To wannabe disciples, Jesus made it clear: “You want to be like me through your efforts? Then endure everything that I will endure.”

No, believers, we are not called to be disciples who turn our cheeks and endure evil. We are called to be sons, partakers in Jesus’ divine nature (2 Peter 1:4) to reign in life (Romans 5:17)—His Life! (Galatians 2:20-21)

Stop turning your cheeks to the wretched evil in our midst.

It’s time to start turning tables, just as Jesus did in the face of great evil:

“And the Jews’ Passover was at hand, and Jesus went up to Jerusalem, And found in the temple those that sold oxen and sheep and doves, and the changers of money sitting: And when he had made a scourge of small cords, he drove them all out of the temple, and the sheep, and the oxen; and poured out the changers’ money, and overthrew the tables; And said unto them that sold doves, Take these things hence; make not my Father’s house an house of merchandise.” (John 2: 13-16)

Jesus did not just stand by and watch the wicked religious leaders abuse their power and distort God’s Word and calling.

He stepped up and chased them out!

Consider also what Jesus did when the Pharisees shamed him for healing a woman on the Sabbath Day:

Thou hypocrite, doth not each one of you on the Sabbath loose his ox or his ass from the stall, and lead him away to watering? And ought not this woman, being a daughter of Abraham, whom Satan hath bound, lo, these eighteen years, be loosed from this bond on the Sabbath day? And when he had said these things, all his adversaries were ashamed: and all the people rejoiced for all the glorious things that were done by him. (Luke 13:15-17)

Jesus not only defended healing the woman, but he slammed the religious leader– openly. He shamed all his adversaries–publicly.

Not very nice behavior according to Church-ianity standards.

But the people rejoiced because Jesus stood up for the woman and shamed his opponents.

Let us demonstrate the same courage.

We should not be afraid to contend for what is right.

Read the exhortations of John the Beloved:

“I wrote unto the church: but Diotrephes, who loveth to have the preeminence among them, receiveth us not. Wherefore, if I come, I will remember his deeds which he doeth, prating against us with malicious words: and not content therewith, neither doth he himself receive the brethren, and forbiddeth them that would, and casteth them out of the church.” (3 John 9-10)
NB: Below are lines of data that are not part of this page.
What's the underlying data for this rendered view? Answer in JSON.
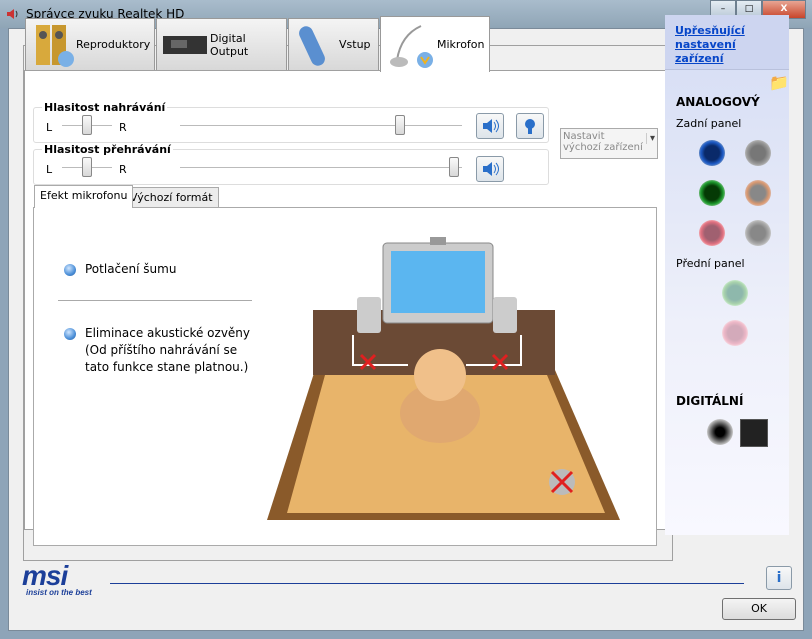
{
  "window": {
    "title": "Správce zvuku Realtek HD",
    "minimize": "–",
    "maximize": "□",
    "close": "X"
  },
  "tabs": [
    {
      "label": "Reproduktory"
    },
    {
      "label": "Digital Output"
    },
    {
      "label": "Vstup"
    },
    {
      "label": "Mikrofon"
    }
  ],
  "recording": {
    "label": "Hlasitost nahrávání",
    "left": "L",
    "right": "R",
    "balance": 0.5,
    "volume": 0.78
  },
  "playback": {
    "label": "Hlasitost přehrávání",
    "left": "L",
    "right": "R",
    "balance": 0.5,
    "volume": 0.98
  },
  "default_device": {
    "line1": "Nastavit",
    "line2": "výchozí zařízení"
  },
  "subtabs": [
    {
      "label": "Efekt mikrofonu"
    },
    {
      "label": "Výchozí formát"
    }
  ],
  "effects": [
    {
      "label": "Potlačení šumu"
    },
    {
      "label": "Eliminace akustické ozvěny",
      "note1": "(Od příštího nahrávání se",
      "note2": "tato funkce stane platnou.)"
    }
  ],
  "side": {
    "link1": "Upřesňující",
    "link2": "nastavení zařízení",
    "analog": "ANALOGOVÝ",
    "rear": "Zadní panel",
    "front": "Přední panel",
    "digital": "DIGITÁLNÍ"
  },
  "brand": {
    "logo": "msi",
    "tagline": "insist on the best"
  },
  "ok": "OK",
  "colors": {
    "accent": "#0645c8"
  }
}
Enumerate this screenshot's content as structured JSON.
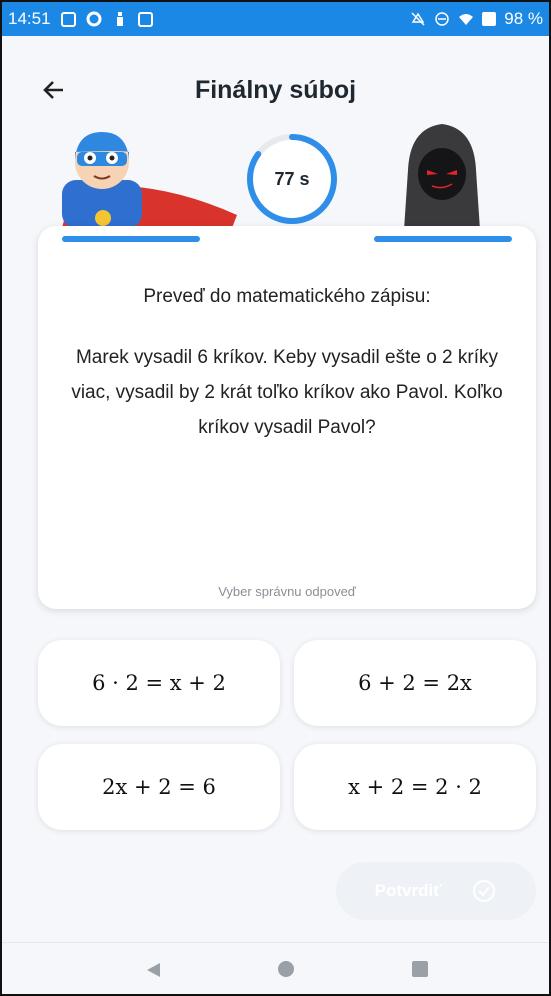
{
  "status_bar": {
    "time": "14:51",
    "battery": "98 %",
    "icons": [
      "image-icon",
      "sync-icon",
      "person-icon",
      "sim-icon",
      "mute-icon",
      "dnd-icon",
      "wifi-icon",
      "battery-icon"
    ]
  },
  "header": {
    "title": "Finálny súboj",
    "back_icon": "arrow-left-icon"
  },
  "duel": {
    "timer": "77 s",
    "timer_progress": 0.85,
    "player_avatar": "superhero-icon",
    "opponent_avatar": "hooded-villain-icon",
    "player_health": 1.0,
    "opponent_health": 1.0
  },
  "question": {
    "title": "Preveď do matematického zápisu:",
    "text": "Marek vysadil 6 kríkov. Keby vysadil ešte o 2 kríky viac, vysadil by 2 krát toľko kríkov ako Pavol. Koľko kríkov vysadil Pavol?",
    "hint": "Vyber správnu odpoveď"
  },
  "answers": [
    "6 · 2 = x + 2",
    "6 + 2 = 2x",
    "2x + 2 = 6",
    "x + 2 = 2 · 2"
  ],
  "confirm": {
    "label": "Potvrdiť",
    "icon": "check-circle-icon"
  },
  "nav_bar": {
    "icons": [
      "nav-back-icon",
      "nav-home-icon",
      "nav-recents-icon"
    ]
  },
  "colors": {
    "accent": "#1c88e5",
    "health_bar": "#2f8fe8",
    "background": "#f5f7fb",
    "confirm_disabled": "#eef1f5"
  }
}
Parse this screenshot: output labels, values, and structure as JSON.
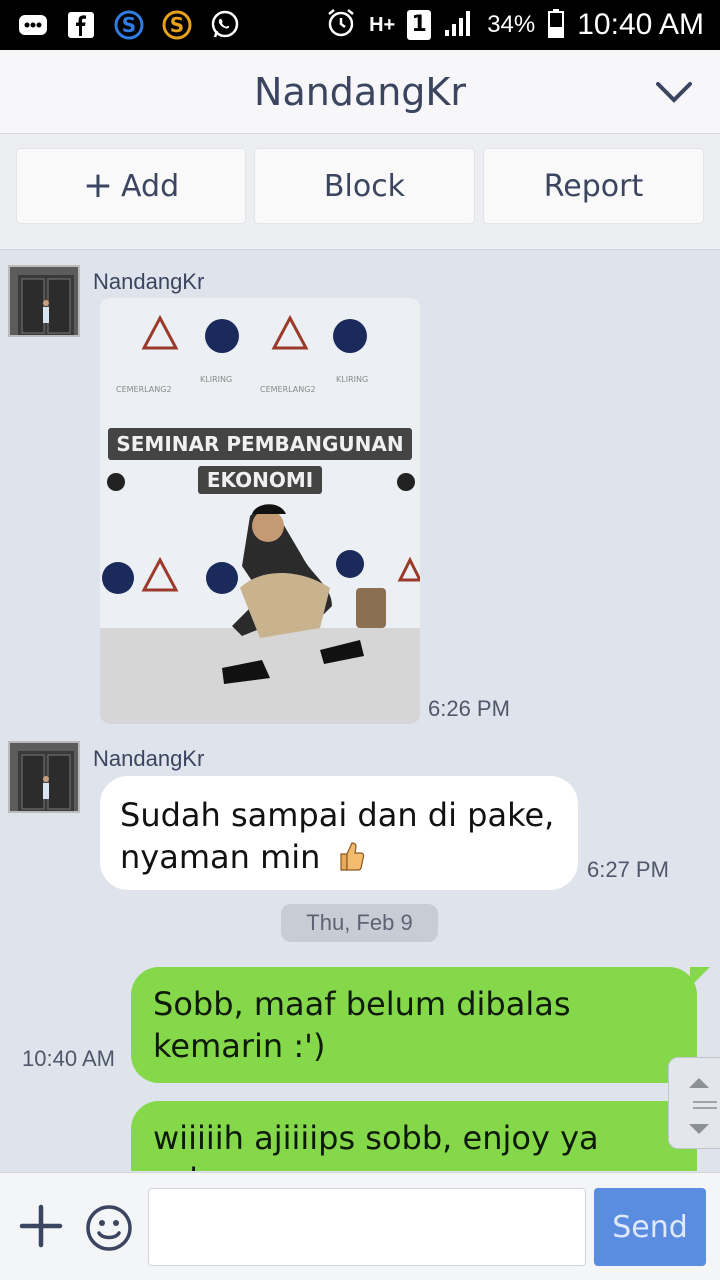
{
  "status_bar": {
    "left_icons": [
      "bbm-icon",
      "facebook-icon",
      "skype-icon",
      "s-app-icon",
      "whatsapp-icon"
    ],
    "network": "H+",
    "sim": "1",
    "battery": "34%",
    "time": "10:40 AM"
  },
  "header": {
    "title": "NandangKr"
  },
  "actions": {
    "add_label": "Add",
    "block_label": "Block",
    "report_label": "Report"
  },
  "messages": [
    {
      "sender": "NandangKr",
      "type": "photo",
      "time": "6:26 PM"
    },
    {
      "sender": "NandangKr",
      "type": "text",
      "line1": "Sudah sampai dan di pake,",
      "line2": "nyaman min",
      "emoji": "thumbs-up-icon",
      "time": "6:27 PM"
    }
  ],
  "date_divider": "Thu, Feb 9",
  "outgoing": [
    {
      "line1": "Sobb, maaf belum dibalas",
      "line2": "kemarin :')",
      "time": "10:40 AM"
    },
    {
      "line1": "wiiiiih ajiiiips sobb, enjoy ya sob,"
    }
  ],
  "photo_caption": {
    "banner_line1": "SEMINAR PEMBANGUNAN",
    "banner_line2": "EKONOMI"
  },
  "input": {
    "value": "",
    "send_label": "Send"
  },
  "colors": {
    "outgoing_bubble": "#84d84a",
    "send_button": "#5a8de0",
    "chat_bg": "#dfe4ec"
  }
}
John was not afraid to confront.

How about Jude?

“Beloved, when I gave all diligence to write unto you of the common salvation, it was needful for me to write unto you, and exhort you that ye should earnestly contend for the faith which was once delivered unto the saints.” (Jude 3)

Christians, we are called to stand up and fight for what is right.

Jesus turned his cheeks for us, so that today we–like Him–can start turning over tables!